Gaming Industry Predictions 2016: Freemium Games Will Be a Top Grosser
By Ankush Gera, CEO, Junglee Games
The year 2015 was an exhaustive and interesting year for the online gaming industry and as the countdown to 2016 begins, it looks like we are heading towards a promising year of indulging in virtual rejuvenation. So here are the major trends that we analyzed, all of which could completely change the way online games are made and played in the near future:
1. Freemium games will continue to be a top grosser
In spite of India being a money-savvy society, people are still reluctant to pay for mobile games, despite cheap gaming rates and mobile internet plans. In the “Freemium model” of monetization, users can play most of the game for free but will have to pay for virtual goods and in-app upgrades. The model stands suitable for the price sensitive online gamers of India.

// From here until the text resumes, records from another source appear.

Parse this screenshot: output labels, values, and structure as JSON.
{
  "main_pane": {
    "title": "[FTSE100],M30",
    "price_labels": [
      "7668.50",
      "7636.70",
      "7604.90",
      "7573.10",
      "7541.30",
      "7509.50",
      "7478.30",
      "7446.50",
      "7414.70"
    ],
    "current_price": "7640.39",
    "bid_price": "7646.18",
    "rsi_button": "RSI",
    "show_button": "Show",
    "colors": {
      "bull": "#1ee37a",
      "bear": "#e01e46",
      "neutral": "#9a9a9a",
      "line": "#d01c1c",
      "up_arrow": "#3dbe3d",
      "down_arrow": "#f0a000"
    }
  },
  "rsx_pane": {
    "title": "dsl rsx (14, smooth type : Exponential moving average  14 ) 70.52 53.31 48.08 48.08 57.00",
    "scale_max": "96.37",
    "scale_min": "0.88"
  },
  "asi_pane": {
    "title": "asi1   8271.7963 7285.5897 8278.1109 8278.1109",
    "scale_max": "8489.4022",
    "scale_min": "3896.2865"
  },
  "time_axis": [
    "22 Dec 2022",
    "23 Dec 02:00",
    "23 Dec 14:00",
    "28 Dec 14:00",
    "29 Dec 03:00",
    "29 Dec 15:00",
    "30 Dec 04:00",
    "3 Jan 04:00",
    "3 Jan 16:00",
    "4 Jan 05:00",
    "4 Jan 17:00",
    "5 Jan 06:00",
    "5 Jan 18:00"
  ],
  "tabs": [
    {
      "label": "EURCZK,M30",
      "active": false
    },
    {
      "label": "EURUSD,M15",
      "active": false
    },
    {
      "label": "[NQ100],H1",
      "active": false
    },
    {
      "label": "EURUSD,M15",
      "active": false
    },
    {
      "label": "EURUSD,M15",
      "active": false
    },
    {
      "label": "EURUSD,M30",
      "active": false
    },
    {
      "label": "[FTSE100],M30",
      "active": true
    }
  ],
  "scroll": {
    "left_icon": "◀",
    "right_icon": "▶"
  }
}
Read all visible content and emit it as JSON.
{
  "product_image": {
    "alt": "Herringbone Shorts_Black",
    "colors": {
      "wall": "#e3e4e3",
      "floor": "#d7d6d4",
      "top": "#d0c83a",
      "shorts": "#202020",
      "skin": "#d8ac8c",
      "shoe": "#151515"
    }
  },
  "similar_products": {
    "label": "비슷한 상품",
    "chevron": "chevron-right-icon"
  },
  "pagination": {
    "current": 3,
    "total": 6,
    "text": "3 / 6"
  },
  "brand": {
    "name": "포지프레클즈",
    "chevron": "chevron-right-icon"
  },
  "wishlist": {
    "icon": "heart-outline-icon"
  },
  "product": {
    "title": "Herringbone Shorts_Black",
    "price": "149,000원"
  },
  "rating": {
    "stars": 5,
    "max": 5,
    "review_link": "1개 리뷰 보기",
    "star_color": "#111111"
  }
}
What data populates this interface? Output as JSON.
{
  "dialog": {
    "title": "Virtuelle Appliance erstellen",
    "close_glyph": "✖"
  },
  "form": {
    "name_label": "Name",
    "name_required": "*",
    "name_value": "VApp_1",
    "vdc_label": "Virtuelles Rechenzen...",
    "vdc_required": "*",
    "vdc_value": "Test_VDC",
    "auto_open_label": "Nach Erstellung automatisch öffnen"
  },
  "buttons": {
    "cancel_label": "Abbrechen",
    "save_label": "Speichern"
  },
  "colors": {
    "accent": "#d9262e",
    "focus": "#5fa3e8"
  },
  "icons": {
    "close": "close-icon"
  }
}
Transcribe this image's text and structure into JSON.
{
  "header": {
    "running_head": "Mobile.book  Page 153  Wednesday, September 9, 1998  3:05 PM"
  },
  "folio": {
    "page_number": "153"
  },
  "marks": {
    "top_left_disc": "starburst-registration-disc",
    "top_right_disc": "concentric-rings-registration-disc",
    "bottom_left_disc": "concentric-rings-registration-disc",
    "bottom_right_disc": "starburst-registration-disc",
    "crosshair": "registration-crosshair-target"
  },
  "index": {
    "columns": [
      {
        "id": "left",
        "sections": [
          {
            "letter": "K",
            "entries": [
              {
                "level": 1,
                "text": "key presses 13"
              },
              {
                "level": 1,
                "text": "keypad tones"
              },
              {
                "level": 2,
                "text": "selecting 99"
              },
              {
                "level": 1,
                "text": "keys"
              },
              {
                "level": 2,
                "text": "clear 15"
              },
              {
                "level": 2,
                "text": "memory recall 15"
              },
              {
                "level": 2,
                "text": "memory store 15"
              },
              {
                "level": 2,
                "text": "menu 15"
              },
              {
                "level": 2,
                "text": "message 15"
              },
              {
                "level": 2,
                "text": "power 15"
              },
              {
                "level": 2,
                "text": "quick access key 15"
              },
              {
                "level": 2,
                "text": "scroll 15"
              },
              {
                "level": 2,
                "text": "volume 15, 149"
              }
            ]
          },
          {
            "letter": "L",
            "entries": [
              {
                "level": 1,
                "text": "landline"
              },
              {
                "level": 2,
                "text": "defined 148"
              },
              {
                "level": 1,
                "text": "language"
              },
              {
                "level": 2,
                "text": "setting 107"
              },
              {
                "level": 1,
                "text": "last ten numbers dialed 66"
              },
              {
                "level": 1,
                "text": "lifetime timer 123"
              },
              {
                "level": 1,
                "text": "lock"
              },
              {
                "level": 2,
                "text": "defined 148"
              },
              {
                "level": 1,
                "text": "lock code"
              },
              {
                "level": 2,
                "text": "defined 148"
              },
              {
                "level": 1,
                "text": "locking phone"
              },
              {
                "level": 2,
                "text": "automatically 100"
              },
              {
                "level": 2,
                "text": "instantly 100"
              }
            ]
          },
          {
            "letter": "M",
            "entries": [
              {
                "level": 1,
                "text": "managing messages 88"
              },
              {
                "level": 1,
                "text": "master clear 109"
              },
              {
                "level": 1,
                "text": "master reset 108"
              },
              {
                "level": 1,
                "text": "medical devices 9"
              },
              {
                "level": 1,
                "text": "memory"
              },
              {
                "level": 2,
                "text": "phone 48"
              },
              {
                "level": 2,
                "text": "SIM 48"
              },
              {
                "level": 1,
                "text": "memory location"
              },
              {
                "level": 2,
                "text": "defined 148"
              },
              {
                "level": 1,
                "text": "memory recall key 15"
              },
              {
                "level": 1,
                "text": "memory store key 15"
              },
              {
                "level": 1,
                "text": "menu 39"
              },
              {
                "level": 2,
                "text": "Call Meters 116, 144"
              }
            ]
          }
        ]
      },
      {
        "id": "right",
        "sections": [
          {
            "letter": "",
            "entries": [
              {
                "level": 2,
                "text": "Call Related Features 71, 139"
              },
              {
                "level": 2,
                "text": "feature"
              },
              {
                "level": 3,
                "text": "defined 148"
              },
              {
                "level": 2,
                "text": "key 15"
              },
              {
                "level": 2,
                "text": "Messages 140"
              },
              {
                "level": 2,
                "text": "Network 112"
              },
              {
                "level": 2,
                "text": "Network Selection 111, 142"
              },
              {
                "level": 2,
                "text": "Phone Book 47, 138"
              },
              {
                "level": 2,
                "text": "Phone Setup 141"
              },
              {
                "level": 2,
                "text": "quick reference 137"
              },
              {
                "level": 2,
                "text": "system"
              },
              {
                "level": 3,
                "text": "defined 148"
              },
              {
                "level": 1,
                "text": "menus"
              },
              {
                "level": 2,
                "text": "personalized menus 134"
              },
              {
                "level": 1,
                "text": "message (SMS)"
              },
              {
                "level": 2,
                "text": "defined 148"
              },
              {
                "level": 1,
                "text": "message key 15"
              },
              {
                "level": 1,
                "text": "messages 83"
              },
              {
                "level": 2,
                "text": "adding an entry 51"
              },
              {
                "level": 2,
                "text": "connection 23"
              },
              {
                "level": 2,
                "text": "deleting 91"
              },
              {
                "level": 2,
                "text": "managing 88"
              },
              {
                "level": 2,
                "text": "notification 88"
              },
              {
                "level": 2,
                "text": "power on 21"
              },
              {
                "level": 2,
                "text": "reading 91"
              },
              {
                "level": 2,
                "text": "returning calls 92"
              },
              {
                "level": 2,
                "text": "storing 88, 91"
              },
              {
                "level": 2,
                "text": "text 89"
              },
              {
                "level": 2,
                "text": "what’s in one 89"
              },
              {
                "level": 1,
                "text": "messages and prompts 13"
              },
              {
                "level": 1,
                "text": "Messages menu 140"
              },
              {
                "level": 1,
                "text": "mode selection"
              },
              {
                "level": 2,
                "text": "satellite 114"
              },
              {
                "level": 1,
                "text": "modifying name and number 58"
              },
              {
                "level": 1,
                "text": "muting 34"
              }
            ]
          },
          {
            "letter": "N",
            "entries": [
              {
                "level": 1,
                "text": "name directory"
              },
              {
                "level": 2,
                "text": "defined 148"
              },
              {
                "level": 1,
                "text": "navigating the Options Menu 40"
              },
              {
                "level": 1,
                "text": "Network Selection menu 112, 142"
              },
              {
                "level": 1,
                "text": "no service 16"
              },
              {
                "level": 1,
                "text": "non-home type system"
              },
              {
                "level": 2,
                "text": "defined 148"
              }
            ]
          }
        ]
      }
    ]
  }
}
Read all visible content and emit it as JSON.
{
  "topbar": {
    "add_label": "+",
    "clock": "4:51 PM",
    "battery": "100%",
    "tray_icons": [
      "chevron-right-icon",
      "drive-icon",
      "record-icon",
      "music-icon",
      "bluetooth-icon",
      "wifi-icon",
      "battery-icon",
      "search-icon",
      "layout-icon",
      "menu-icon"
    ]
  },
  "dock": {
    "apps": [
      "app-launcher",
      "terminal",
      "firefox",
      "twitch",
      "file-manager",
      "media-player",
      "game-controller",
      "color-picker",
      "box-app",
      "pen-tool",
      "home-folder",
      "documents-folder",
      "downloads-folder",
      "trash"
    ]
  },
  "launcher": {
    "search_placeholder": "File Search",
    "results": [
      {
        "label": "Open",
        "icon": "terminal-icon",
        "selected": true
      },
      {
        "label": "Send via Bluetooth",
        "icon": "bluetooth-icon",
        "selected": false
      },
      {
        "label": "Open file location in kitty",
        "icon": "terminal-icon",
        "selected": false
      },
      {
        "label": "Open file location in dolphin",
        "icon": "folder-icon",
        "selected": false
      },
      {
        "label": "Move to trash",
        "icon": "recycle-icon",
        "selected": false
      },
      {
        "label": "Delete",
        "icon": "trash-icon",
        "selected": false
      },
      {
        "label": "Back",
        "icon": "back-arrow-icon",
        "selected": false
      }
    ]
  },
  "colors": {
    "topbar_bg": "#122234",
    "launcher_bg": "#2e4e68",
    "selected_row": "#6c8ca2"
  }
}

2. Virtual Reality will slowly start integrating with gaming – Smart Toys on the rise!
Cheap cardboard based virtual reality headsets are slowly coming into the market and can be simply attached to your smartphone for an immersive experience. Just like console gaming never really became mainstream in India due to the high price point, whereas mobile gaming took off, we’ll see similar parallels with Virtual Reality. The Oculus Rift and similar headsets are at an unaffordable price point for most consumers. However, sub Rs 1000 paper based headsets are an actual reality and will make a difference in how VR integrates with gaming. Imagine being able to play cricket in a stadium, instead of just watching it from a 2D isometric or top down view.
3. Making way for a spectator experience
In the era of celebrity YouTubers, and “Twitchers” it is even more important for the developers to consider how their games will be viewed as well as played. The statistics in terms of the hours people spend playing games and watching games, suggests that the latter is trending. So, we are foreseeing that within the next one year, we’re going to see more developers trying to exploit this aspect, specifically aiming their games at YouTube and Twitch.tv
4. Players will be contributors
Come 2016 and gamers won’t just be watching future developments, instead, they’ll be contributing to it. Games will allow players to construct their own levels and decide the final direction of quests in-game and then share them online.
5. PaaS will make creating games easier
Catalyzed by PaaS (Platform as a Service), the mobile games and app market in India, projected to be worth Rs 2,700 crore by 2016, is growing at an unimaginable pace. PaaS is opening opportunities for Indian gaming startups to build games within the shortest possible time span, without worrying about the infrastructure.
Monetization would still be majorly dependent on advertising but comparatively in-app purchases will notice surge
Mainstream games will become services and platforms
We’ve seen how smartphone developers have turned their games into platforms by reacting to metrics data, tweaking difficulty accordingly, and then adding downloadable additions to their brands – rather than bringing out regular sequels. We have been observing that free-to-play design and ethos are coming into premium games. Developers are learning the usage of metrics to evolve games in the face of user data.